Obviously, the foregoing examples are merely examples for clearly illustrating the technical solutions of the present invention, and are not intended to limit the implementation of the present invention. For those of ordinary skill in the art, other changes or modifications in different forms can be made on the basis of the above description. It is unnecessary and impossible to list all the implementation methods here. Any modification, equivalent replacement and improvement made within the spirit and principle of the present invention shall be included in the protection scope of the claims of the present invention.

Claims

A sickle-wing vertical take-off and landing aircraft includes a wing, the wing includes a wing root part and a wing tip part, wherein the wing root part is provided with a separate tiltable wing surface; The wing surface is equipped with a power system and a rotor; the wing tip part is swept forward as a whole compared to the wing root part, and the forward sweep angle is 5°--45°; the lift line of the wing is controlled at the wing root part 10%-30% of the average chord.

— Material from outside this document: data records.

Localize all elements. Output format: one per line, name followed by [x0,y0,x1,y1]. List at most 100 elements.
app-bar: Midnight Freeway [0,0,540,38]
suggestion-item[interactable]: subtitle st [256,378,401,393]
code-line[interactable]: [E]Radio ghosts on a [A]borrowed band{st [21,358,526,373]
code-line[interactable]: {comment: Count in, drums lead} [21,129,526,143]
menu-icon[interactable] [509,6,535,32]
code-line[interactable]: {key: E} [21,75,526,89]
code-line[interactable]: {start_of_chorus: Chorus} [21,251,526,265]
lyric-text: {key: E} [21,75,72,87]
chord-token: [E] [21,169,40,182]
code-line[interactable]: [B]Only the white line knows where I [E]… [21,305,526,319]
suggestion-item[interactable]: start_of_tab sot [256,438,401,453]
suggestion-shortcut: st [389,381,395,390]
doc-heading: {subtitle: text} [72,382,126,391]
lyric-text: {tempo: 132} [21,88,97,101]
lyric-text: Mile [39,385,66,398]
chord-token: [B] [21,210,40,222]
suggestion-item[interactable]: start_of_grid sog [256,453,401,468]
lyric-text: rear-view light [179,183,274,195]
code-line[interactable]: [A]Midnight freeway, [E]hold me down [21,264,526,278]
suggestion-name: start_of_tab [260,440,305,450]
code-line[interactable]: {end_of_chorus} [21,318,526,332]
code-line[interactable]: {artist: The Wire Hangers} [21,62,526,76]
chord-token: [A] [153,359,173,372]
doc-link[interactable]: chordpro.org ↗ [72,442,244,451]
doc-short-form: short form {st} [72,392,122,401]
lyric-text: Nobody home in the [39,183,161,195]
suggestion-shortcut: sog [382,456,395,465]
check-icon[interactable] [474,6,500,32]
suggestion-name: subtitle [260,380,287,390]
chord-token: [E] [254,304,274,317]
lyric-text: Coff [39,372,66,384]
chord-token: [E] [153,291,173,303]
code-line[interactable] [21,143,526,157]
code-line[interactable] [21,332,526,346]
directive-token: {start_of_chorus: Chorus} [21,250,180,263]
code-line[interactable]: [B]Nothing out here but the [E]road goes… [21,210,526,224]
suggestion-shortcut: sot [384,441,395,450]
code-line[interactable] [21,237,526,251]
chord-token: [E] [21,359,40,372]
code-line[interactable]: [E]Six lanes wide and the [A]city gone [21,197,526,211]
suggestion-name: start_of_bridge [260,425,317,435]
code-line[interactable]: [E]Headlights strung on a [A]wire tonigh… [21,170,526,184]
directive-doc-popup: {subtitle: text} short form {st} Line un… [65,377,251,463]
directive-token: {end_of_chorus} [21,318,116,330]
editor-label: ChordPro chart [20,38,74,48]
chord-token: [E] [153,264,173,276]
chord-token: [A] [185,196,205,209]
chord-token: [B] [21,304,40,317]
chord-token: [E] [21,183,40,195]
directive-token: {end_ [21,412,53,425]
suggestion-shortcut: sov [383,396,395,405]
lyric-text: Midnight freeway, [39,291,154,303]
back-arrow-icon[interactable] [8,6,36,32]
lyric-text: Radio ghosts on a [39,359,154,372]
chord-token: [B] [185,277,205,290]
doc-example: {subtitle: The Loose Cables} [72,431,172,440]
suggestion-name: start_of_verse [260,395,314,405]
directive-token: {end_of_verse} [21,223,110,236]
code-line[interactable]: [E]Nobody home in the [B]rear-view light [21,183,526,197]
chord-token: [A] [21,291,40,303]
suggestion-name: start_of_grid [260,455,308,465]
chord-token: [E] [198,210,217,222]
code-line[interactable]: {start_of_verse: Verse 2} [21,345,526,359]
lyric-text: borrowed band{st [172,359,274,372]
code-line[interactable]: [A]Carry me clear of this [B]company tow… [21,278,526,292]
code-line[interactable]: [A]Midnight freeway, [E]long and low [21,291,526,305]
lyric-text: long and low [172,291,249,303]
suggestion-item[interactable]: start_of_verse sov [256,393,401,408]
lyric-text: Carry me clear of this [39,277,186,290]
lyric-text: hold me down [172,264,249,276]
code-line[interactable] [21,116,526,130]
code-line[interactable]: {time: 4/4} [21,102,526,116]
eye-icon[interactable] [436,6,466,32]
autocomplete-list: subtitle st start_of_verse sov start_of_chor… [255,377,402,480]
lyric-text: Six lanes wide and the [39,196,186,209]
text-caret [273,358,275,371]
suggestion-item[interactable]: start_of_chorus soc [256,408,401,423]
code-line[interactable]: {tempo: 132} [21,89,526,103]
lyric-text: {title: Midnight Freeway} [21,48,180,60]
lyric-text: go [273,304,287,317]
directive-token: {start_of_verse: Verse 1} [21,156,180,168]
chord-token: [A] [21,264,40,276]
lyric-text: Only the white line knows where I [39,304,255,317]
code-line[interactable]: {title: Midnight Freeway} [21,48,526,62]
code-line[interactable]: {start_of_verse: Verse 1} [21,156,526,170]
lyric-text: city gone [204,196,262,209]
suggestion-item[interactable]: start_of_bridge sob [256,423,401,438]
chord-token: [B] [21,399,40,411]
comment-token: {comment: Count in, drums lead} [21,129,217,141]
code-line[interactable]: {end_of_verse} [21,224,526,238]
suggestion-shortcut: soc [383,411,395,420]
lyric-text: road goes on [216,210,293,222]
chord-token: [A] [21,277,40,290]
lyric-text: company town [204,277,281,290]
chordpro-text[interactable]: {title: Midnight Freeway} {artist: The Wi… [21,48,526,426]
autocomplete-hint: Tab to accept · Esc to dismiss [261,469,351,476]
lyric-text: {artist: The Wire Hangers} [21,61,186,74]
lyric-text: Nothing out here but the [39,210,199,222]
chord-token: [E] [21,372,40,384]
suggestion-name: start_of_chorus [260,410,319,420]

The sickle-wing vertical take-off and landing aircraft according to claim 1, wherein the wing is a double beam structure, the front beam is a straight spar with a tilting device, and the rear beam is a central curved wing Beam; The front beam is the tilting axis of the separate tiltable airfoil.
The sickle-wing vertical take-off and landing aircraft according to claim 1, wherein the position of the lift line is controlled behind the tilt axis of the tiltable wing surface.
The sickle-wing vertical take-off and landing aircraft according to claim 1, wherein the tilt angle of the separate tiltable wing surface ranges from 0° to 105°.
The sickle-wing vertical take-off and landing aircraft according to claim 2, wherein the front and rear beams on the left and right sides of the vertical take-off and landing aircraft pass through the upper part of the fuselage to form an inter-plug connection.
The sickle-wing vertical take-off and landing aircraft according to claim 1, wherein a main landing wheel is fixed on the separate tiltable wing surface; the main landing wheel and the power system are respectively installed on different ends of the wing surface .
The sickle-wing vertical take-off and landing aircraft according to claim 1, wherein the tail of the vertical take-off and landing aircraft is a V-shaped tail.
The sickle-wing vertical take-off and landing aircraft according to claim 1, wherein the leading edge of the wing root portion is linear, and the trailing edge is convex triangle; the separated tiltable wing surface is arranged on the wing root Part of the leading edge.
The sickle wing vertical take-off and landing aircraft according to claim 1, wherein the wing is bent forward from the root portion to the wing tip portion.
The sickle-wing vertical take-off and landing aircraft according to claim 1, wherein the wing root area accounts for 35%-70% of the wing area.